Lanson


Lanson is a Yorkshire based abstract artist specialising in putting cremation ashes into artwork.

Her dad died in 2016.

 
 

“We got a plastic tub with a barcode on the side with Dad’s ashes in. It really shocked me. More than when he passed away. I really wondered how the system had allowed this to happen.

People say that the cremation or the funeral is the ‘final goodbye’. And yet it wasn’t. Suddenly, he was back - and in such a dehumanising way.

I mean, it’s just the system. It’s so quick. People are on this conveyor belt. But it really stuck out to me.

 
 

 
 

It’s about choice. I want to give people more options. Grief is so individual, so it’s weird that when someone dies we do what we’re told.

In ancient times, creative things were much more part of the process of death and remembering. Look at hieroglyphics, tombs. Things were much closer, much more of a community affair. Now, we’ve clinicalised our ceremonies.

If you don’t have a religion or a set rite, I think you can feel a bit lost.

 
 
 
 
 
 
 
 
 
 

I did an art foundation course. I did a couple of exhibitions. Later on, I joined an art group. But then life happened and it just…stopped.

Then I became a mum and it was so, so hard for the first seven months. I thought, if I can do that, I can do anything. I didn’t want to go back to my job - I knew I wanted to retrain.

I ended up doing some art courses online and I felt like I was coming back home. I just felt so happy - like this was where I was meant to be.

 
 

 
 

The idea of putting ashes into art wasn’t an immediate thought. It was a couple of years after Dad had passed.

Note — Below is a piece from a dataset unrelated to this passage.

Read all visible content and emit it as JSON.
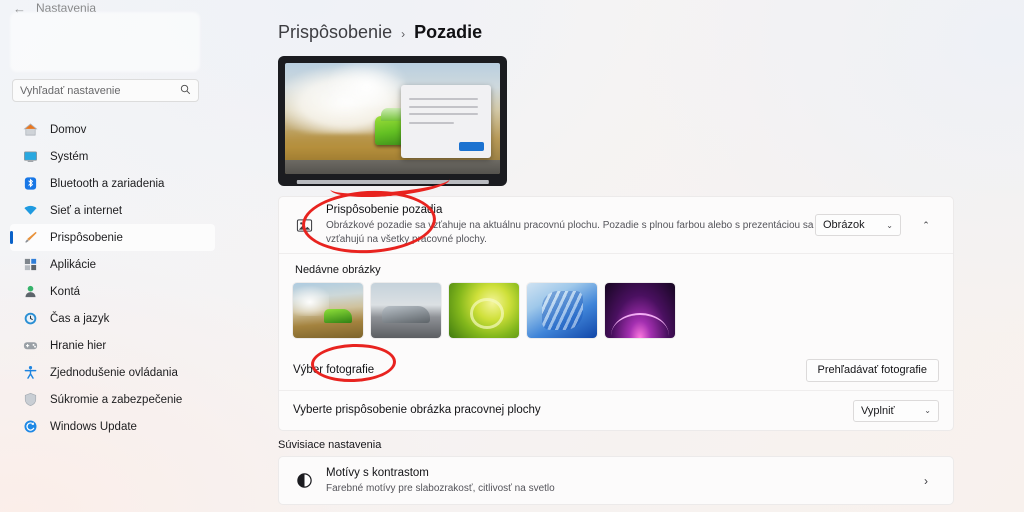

Dad loved Spain. He talked to his cats in Spanish. He insisted that his grandchildren called him ‘abuelo’. He loved Salvador Dalí. He wanted me to paint a mural of one of his paintings on his wall for him. I never did it and that was a regret.

I thought, maybe it could be a starting point. Maybe I could do a painting in memory of him.

There’s a reference in the piece which traces the mountains in Port Lligat where Dalí had his last house. Other things came out intuitively. I created tiny wiggles, lines and dots. To me, those wiggles were him wandering, exploring the mountains.

I let the tools speak to me.

I felt I’d created his new life where he’d always wanted to be. And I could see him happy and at peace

 
 
 
 
 

“In some small way, they’re part of their life again.”

 
 

I’ve completed ten commissions putting cremation ashes into art.

People come with how they feel and it’s my job to interpret that. I think that’s the way art should be - there shouldn’t be any pretences. We talk about colour and shape.

They’re all completely different. Some of them are representative of the person. Some are more about the relationship between two people - one living and one passed on. Sometimes I draw things in their real form and it becomes abstract.

 
 

 
 

A lot of people have said it feels therapeutic. One person said she comes downstairs every morning and sees the painting I did for her mum and smiles.

Another woman had a baby who was stillborn. She wanted her daughter to be up there on the wall with the rest of her children.

It allowed her to have her in the room without the worry of someone asking what it was - the urn or whatever, or a photo that she didn’t necessarily want to share.

This process is a completion of something. People say things like, “They’re home with me now”. Or “I’m planning to move house and they can come with me.”

In some small way, they’re part of their life again.”